Offering an examination of educational approaches to promote justice, this volume demonstrates the necessity for keeping race, ethnicity, class, language, and other diversities at the core of pedagogical strategies and theories that address queer, trans, gender nonbinary and related issues.
Queer theory, trans theory, and intersectional theory have all sought to describe, create, and foster a sense of complex subjectivity and community, insisting on relationality and complexity as concepts and communities shift and change. Each theory has addressed exclusions from dominant practices and encouraged a sense of connection across struggles. This collection brings these crucial theories together to inform pedagogies across a wide array of contexts of formal education and community-based educational settings. Seeking to push at the edges of how we teach and learn across subjectivities and communities, authors in this volume show that theories inform practice and practice informs theory-but this takes careful attention, reflexivity, and commitment.
This scholarly text will be of great interest to graduate and postgraduate students, academics, teachers, libraries and policy makers in the field of Gender and Sexuality in Education, LGBTQ studies, Multicultural Education and Sociology of Education.
With this book, we dive deeply into the contradictions, impossibilities, and unpredictable outcomes of pedagogy and advocacy that surface when engaging queer, trans, and intersectional theories and lenses, and it is exactly these "misses and connections" that make educational work politically generative, even if emotionally fraught, especially for those of us who think we already do anti-oppressive work.? Mollie Blackburn, Cris Mayo, and colleagues offer analyses of refreshingly original and creative classroom, community, and cultural interventions that give us pause as they illuminate, inquire, inspire, and undoubtedly, as they queer your own approach, your very vision for justice in education.
-Kevin Kumashiro is Assistant Professor at Bates College in Lewiston, USA and author of Troubling Education: "Queer" Activism and Antioppressive Pedagogy.
Queer, Trans, and Intersectional Theory in Educational Practice: Student, Teacher, and Community Experiences is a ground-breaking collection.

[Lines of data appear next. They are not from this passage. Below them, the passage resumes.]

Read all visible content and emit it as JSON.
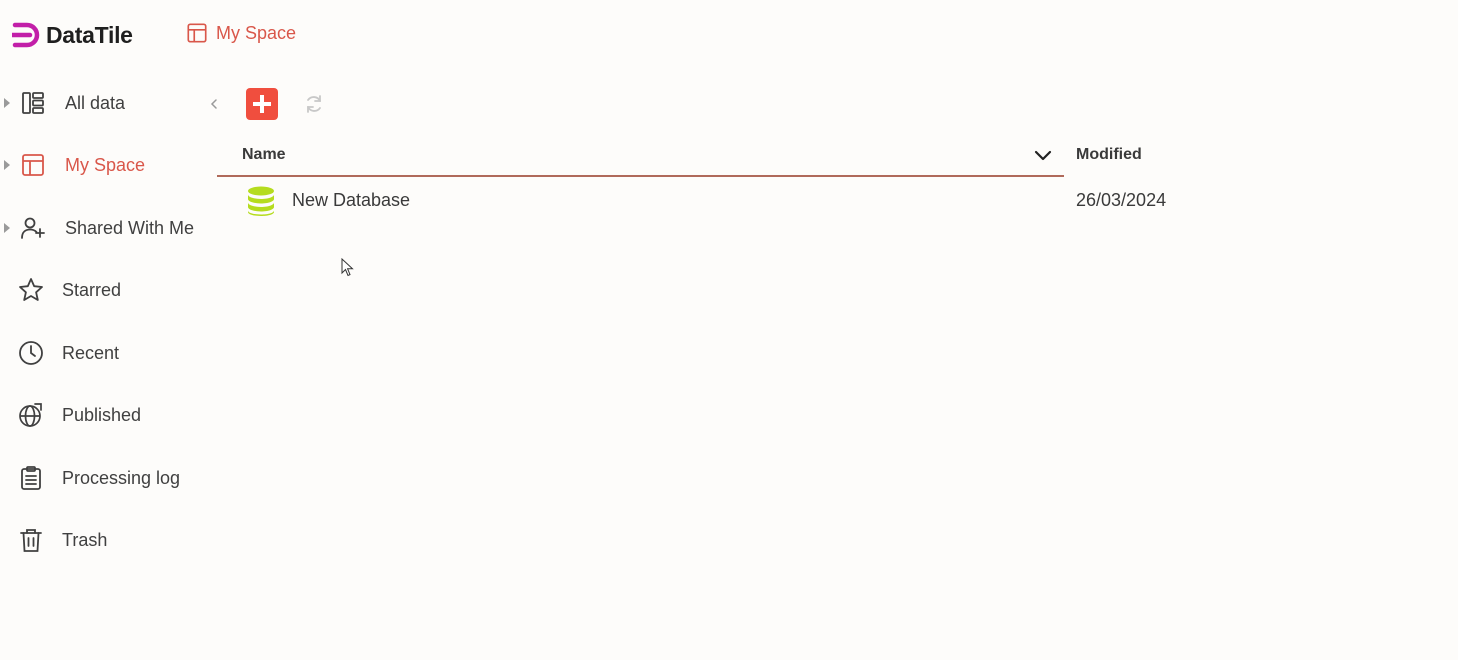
{
  "app": {
    "name": "DataTile",
    "brand_color": "#c21fa8",
    "accent_color": "#d9574a"
  },
  "breadcrumb": {
    "label": "My Space",
    "icon": "layout-icon"
  },
  "sidebar": {
    "items": [
      {
        "label": "All data",
        "icon": "columns-icon",
        "expandable": true,
        "active": false
      },
      {
        "label": "My Space",
        "icon": "layout-icon",
        "expandable": true,
        "active": true
      },
      {
        "label": "Shared With Me",
        "icon": "user-plus-icon",
        "expandable": true,
        "active": false
      },
      {
        "label": "Starred",
        "icon": "star-icon",
        "expandable": false,
        "active": false
      },
      {
        "label": "Recent",
        "icon": "clock-icon",
        "expandable": false,
        "active": false
      },
      {
        "label": "Published",
        "icon": "globe-icon",
        "expandable": false,
        "active": false
      },
      {
        "label": "Processing log",
        "icon": "clipboard-icon",
        "expandable": false,
        "active": false
      },
      {
        "label": "Trash",
        "icon": "trash-icon",
        "expandable": false,
        "active": false
      }
    ]
  },
  "toolbar": {
    "add_icon": "plus-icon",
    "refresh_icon": "refresh-icon"
  },
  "table": {
    "columns": [
      "Name",
      "Modified"
    ],
    "rows": [
      {
        "name": "New Database",
        "modified": "26/03/2024",
        "icon": "database-icon",
        "icon_color": "#b5dc1e"
      }
    ]
  }
}
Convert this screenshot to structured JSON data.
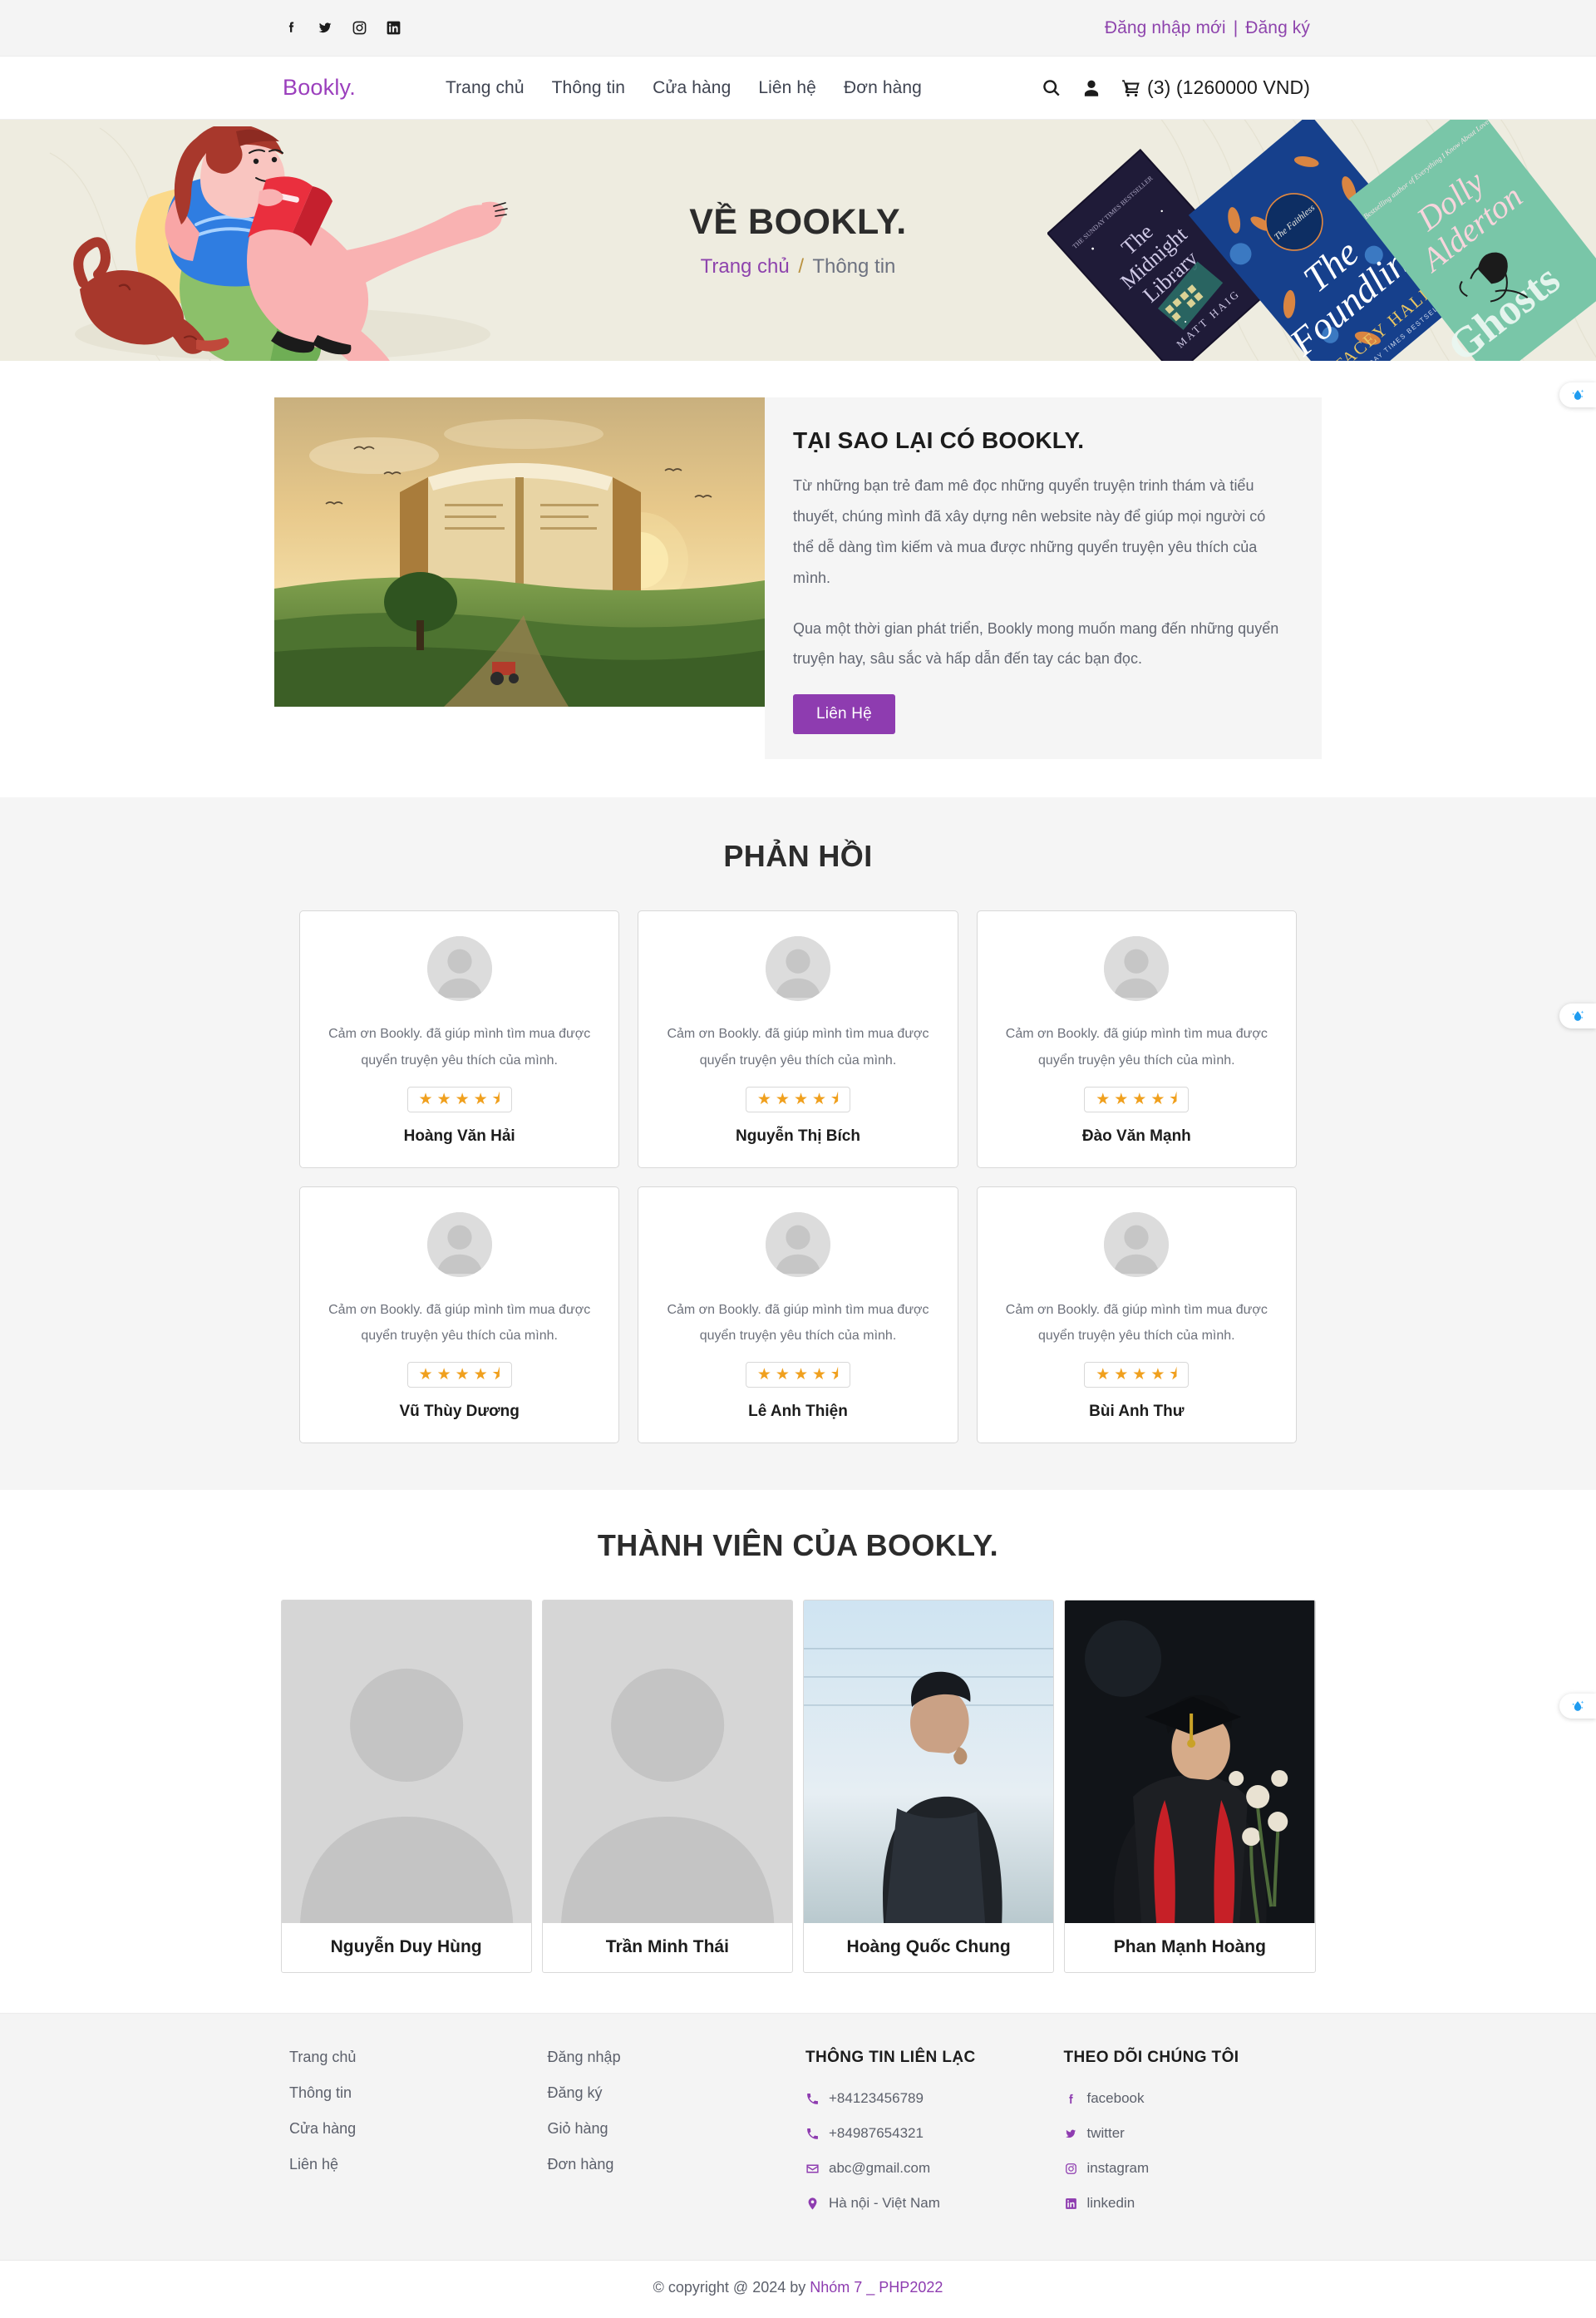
{
  "topbar": {
    "social": [
      {
        "name": "facebook-icon"
      },
      {
        "name": "twitter-icon"
      },
      {
        "name": "instagram-icon"
      },
      {
        "name": "linkedin-icon"
      }
    ],
    "login_label": "Đăng nhập mới",
    "separator": "|",
    "register_label": "Đăng ký",
    "link_color": "#8e44ad"
  },
  "header": {
    "brand": "Bookly.",
    "brand_color": "#9b3fbd",
    "nav": [
      {
        "label": "Trang chủ"
      },
      {
        "label": "Thông tin"
      },
      {
        "label": "Cửa hàng"
      },
      {
        "label": "Liên hệ"
      },
      {
        "label": "Đơn hàng"
      }
    ],
    "search_icon": "search-icon",
    "account_icon": "user-icon",
    "cart_icon": "cart-icon",
    "cart_text": "(3) (1260000 VND)"
  },
  "hero": {
    "title": "VỀ BOOKLY.",
    "crumb_home": "Trang chủ",
    "crumb_sep": "/",
    "crumb_current": "Thông tin",
    "bg_color": "#eeece0"
  },
  "why": {
    "heading": "TẠI SAO LẠI CÓ BOOKLY.",
    "paragraph1": "Từ những bạn trẻ đam mê đọc những quyển truyện trinh thám và tiểu thuyết, chúng mình đã xây dựng nên website này để giúp mọi người có thể dễ dàng tìm kiếm và mua được những quyển truyện yêu thích của mình.",
    "paragraph2": "Qua một thời gian phát triển, Bookly mong muốn mang đến những quyển truyện hay, sâu sắc và hấp dẫn đến tay các bạn đọc.",
    "button_label": "Liên Hệ",
    "button_color": "#8e3cb0"
  },
  "feedback": {
    "title": "PHẢN HỒI",
    "quote": "Cảm ơn Bookly. đã giúp mình tìm mua được quyển truyện yêu thích của mình.",
    "rating": "4.5",
    "star_color": "#f0a01e",
    "items": [
      {
        "name": "Hoàng Văn Hải"
      },
      {
        "name": "Nguyễn Thị Bích"
      },
      {
        "name": "Đào Văn Mạnh"
      },
      {
        "name": "Vũ Thùy Dương"
      },
      {
        "name": "Lê Anh Thiện"
      },
      {
        "name": "Bùi Anh Thư"
      }
    ]
  },
  "team": {
    "title": "THÀNH VIÊN CỦA BOOKLY.",
    "members": [
      {
        "name": "Nguyễn Duy Hùng",
        "photo": "placeholder"
      },
      {
        "name": "Trần Minh Thái",
        "photo": "placeholder"
      },
      {
        "name": "Hoàng Quốc Chung",
        "photo": "portrait-sky"
      },
      {
        "name": "Phan Mạnh Hoàng",
        "photo": "portrait-graduation"
      }
    ]
  },
  "footer": {
    "col1": [
      {
        "label": "Trang chủ"
      },
      {
        "label": "Thông tin"
      },
      {
        "label": "Cửa hàng"
      },
      {
        "label": "Liên hệ"
      }
    ],
    "col2": [
      {
        "label": "Đăng nhập"
      },
      {
        "label": "Đăng ký"
      },
      {
        "label": "Giỏ hàng"
      },
      {
        "label": "Đơn hàng"
      }
    ],
    "contact_head": "THÔNG TIN LIÊN LẠC",
    "contact": [
      {
        "icon": "phone-icon",
        "label": "+84123456789"
      },
      {
        "icon": "phone-icon",
        "label": "+84987654321"
      },
      {
        "icon": "mail-icon",
        "label": "abc@gmail.com"
      },
      {
        "icon": "location-pin-icon",
        "label": "Hà nội - Việt Nam"
      }
    ],
    "follow_head": "THEO DÕI CHÚNG TÔI",
    "follow": [
      {
        "icon": "facebook-icon",
        "label": "facebook"
      },
      {
        "icon": "twitter-icon",
        "label": "twitter"
      },
      {
        "icon": "instagram-icon",
        "label": "instagram"
      },
      {
        "icon": "linkedin-icon",
        "label": "linkedin"
      }
    ],
    "icon_color": "#8e3cb0"
  },
  "copyright": {
    "prefix": "© copyright @ 2024 by ",
    "accent": "Nhóm 7 _ PHP2022"
  },
  "float_widgets": {
    "icon": "water-drop-sparkle-icon",
    "count": 3
  }
}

Each chapter weaves together intersectional, queer, and trans theories of education in order to imagine classrooms that welcome, cultivate, and think difference as the grounds of learning. Accessible, practical, and provocative-this collection will be indispensable to educational researchers from K-12 to college and university who want to infuse their practice with the insights of queer, trans, and intersectional theories.
- Jen Gilbert is Associate Professor at Faculty of Education, York University, Cannada.
Neoliberal assaults on educational spaces have intensified the enforcement of scripted and decontextualized approaches to teaching and learning, the anti-intellectual dismissal of theory's importance to pedagogy, and the surveillance of difference and dissent as disruptive pedagogical forces. Blackburn and Mayo's edited collection reclaims the transformative possibilities of educational practice by re-centering theory, difference, and disruption despite (and because) of mandates to the contrary. The chapters in this collection embrace the legacy of outlaw pedagogies - works that defy the constraints of what is allowable in order to expand the boundaries of what is imaginable.
- Ed Brockenbrough is Associate Professor and Calvin Bland Fellow at Graduate School of Education, University of Pennsylvania, USA.